Una serie di norme si sono intrecciate sino a creare una particolare situazione di esclusione dai diritti per chi lavora in questo settore:

  • l'art. 2 comma 2 d.lgs. 81/2015 che conferma nel settore sportivo dilettantistico la possibilità di utilizzare co.co.co.
  • l'art. 37, comma 1, lett. d) della legge 342/2000 che considera i rimborsi spese, i premi ed i compensi per attività sportivo dilettantistica fra i cosiddetti redditi diversi, quindi non assimilati ai redditi da lavoro dipendente ed esclusi dall?imposizione fiscale (sino alla soglia di 7.500 euro);
  • l'art. 90, comma 3, della legge 289/2002 che ha fatto rientrare fra i redditi diversi (con conseguente agevolazione fiscale) anche i compensi percepiti da lavoratori dell?area amministrativo-gestionale (attività di segreteria, raccolta iscrizioni, tenuta cassa, ecc.) impegnati con rapporti di co.co.co. di natura non professionale.

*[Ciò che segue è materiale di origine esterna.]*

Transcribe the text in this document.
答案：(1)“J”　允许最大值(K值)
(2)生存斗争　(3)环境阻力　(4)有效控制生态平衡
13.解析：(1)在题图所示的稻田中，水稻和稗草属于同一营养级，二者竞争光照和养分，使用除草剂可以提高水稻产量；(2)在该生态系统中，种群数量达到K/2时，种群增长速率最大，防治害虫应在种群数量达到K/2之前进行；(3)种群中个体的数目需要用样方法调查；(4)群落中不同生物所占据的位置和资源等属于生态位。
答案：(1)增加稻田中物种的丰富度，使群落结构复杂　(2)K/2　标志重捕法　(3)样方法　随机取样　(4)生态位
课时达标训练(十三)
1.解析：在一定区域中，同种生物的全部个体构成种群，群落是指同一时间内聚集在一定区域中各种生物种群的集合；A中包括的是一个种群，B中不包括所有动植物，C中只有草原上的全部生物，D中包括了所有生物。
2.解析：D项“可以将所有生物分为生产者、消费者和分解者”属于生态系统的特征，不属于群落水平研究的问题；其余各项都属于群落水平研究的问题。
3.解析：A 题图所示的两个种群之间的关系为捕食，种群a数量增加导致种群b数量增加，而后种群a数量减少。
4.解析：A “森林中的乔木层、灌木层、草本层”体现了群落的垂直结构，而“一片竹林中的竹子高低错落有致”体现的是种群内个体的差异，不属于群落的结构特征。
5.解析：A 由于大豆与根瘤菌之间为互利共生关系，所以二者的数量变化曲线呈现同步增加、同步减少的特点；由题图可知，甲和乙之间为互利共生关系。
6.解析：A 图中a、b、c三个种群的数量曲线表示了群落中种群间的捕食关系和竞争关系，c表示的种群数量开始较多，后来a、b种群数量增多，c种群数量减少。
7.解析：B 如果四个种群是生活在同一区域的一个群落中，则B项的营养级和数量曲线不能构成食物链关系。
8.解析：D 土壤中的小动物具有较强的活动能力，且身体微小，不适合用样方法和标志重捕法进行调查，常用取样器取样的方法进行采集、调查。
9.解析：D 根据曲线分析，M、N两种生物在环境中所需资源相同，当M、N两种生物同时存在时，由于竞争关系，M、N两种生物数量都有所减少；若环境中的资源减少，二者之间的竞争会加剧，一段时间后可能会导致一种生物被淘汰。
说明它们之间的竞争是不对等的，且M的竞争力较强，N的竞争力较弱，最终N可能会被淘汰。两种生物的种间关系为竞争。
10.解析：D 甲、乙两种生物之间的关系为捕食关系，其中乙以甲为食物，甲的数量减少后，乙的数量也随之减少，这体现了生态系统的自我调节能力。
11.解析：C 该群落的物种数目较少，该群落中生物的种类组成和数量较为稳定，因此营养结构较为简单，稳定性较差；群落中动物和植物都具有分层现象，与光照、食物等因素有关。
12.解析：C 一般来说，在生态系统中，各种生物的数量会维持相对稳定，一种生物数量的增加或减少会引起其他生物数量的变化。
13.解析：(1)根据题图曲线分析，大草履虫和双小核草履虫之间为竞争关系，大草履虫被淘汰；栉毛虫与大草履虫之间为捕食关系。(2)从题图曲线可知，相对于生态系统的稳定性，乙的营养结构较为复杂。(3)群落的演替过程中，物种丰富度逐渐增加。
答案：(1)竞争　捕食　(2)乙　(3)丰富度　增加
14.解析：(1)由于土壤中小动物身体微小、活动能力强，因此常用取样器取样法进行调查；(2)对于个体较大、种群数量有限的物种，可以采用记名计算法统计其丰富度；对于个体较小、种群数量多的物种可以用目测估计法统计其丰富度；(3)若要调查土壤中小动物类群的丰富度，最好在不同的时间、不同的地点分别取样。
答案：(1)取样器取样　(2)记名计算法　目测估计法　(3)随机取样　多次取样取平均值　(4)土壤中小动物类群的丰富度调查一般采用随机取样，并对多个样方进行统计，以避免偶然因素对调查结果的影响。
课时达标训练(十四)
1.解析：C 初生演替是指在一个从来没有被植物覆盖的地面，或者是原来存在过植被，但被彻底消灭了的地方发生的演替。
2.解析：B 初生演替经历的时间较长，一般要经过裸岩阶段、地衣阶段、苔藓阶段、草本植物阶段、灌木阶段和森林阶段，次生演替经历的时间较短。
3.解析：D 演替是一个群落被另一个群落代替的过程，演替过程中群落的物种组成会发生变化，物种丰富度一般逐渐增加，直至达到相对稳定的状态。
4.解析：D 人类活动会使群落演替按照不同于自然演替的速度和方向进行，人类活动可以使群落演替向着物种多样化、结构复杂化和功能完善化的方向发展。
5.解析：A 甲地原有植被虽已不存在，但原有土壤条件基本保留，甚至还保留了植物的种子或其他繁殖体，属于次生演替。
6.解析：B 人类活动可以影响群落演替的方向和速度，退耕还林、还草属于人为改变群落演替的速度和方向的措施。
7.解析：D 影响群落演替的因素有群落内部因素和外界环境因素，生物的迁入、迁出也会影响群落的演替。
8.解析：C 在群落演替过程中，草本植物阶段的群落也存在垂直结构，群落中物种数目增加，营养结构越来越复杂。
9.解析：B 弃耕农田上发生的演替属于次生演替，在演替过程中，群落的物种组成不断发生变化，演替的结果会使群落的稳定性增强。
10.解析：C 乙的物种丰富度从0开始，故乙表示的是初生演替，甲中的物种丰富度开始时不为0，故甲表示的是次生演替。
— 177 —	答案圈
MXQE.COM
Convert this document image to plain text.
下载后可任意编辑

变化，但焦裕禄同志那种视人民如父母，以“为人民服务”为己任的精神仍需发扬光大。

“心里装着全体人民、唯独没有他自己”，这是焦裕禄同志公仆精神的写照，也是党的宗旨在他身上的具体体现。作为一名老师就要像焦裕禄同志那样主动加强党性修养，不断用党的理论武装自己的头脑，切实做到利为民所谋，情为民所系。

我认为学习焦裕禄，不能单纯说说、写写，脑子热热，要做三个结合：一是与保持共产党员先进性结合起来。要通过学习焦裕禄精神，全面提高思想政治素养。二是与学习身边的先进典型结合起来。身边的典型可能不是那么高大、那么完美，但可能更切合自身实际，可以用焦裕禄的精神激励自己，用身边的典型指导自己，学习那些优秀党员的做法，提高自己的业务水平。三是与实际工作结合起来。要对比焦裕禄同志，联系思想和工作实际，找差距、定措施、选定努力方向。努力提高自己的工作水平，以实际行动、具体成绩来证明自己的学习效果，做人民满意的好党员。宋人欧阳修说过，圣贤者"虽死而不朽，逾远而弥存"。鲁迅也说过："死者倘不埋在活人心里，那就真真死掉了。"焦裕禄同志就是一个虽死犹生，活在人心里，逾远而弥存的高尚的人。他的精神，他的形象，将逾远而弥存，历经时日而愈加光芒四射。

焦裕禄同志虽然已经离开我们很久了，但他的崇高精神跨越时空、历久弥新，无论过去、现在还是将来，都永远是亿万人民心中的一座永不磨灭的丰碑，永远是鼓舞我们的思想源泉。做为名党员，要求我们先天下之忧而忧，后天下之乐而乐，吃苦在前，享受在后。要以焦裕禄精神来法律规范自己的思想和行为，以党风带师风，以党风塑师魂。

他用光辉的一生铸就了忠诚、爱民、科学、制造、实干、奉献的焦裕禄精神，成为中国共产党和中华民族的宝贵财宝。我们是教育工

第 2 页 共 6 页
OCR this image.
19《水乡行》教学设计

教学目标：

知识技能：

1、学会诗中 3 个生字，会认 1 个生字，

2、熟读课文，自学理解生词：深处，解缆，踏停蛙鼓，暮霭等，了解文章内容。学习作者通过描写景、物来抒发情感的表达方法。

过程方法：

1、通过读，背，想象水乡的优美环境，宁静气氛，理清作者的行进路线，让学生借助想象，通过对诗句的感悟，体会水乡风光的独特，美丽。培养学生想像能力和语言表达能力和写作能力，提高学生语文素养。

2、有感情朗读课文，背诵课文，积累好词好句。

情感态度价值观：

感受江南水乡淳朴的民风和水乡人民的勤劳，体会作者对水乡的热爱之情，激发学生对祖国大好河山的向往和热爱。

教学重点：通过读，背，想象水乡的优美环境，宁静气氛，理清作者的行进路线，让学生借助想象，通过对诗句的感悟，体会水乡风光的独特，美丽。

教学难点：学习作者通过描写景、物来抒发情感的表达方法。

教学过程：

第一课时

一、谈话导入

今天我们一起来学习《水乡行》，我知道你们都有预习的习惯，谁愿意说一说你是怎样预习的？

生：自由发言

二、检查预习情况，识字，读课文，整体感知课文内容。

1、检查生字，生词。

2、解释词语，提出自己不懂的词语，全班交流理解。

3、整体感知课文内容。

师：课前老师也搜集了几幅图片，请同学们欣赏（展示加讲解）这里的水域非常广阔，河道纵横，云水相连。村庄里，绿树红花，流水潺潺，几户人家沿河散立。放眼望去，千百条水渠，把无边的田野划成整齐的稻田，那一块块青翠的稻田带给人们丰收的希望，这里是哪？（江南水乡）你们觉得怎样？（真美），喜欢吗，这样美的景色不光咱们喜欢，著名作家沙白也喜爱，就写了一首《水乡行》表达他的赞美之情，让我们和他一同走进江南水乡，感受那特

L'insieme di queste norme, nei termini sopra descritti, priva di diritti chi lavora nello sport, determinando il mancato assoggettamento dei compensi ad obbligo sia assicurativo presso l'INAIL (nota Inail Ad/126/03), sia contributivo previdenziale presso l'Enpals (Circolare Enpals 13/2006) che per l'Inps nella Gestione separata (circolare Inps 32/2001): quindi niente pensione, né prestazioni di tutela quali malattia, maternità o infortunio.

Unico obbligo previsto per le associazioni e società sportive è quello delle registrazione sul libro unico del lavoro e della comunicazione preventiva al Centro per l'impiego (Interpello ministero del Lavoro 22/2010).

NidiL CGIL ha stipulato alcuni accordi che hanno permesso la stabilizzazione dei rapporti di lavoro fintamente autonomi o svolti in monocommittenza e migliorato le condizioni di chi lavora con forme di collaborazione realmente autonome.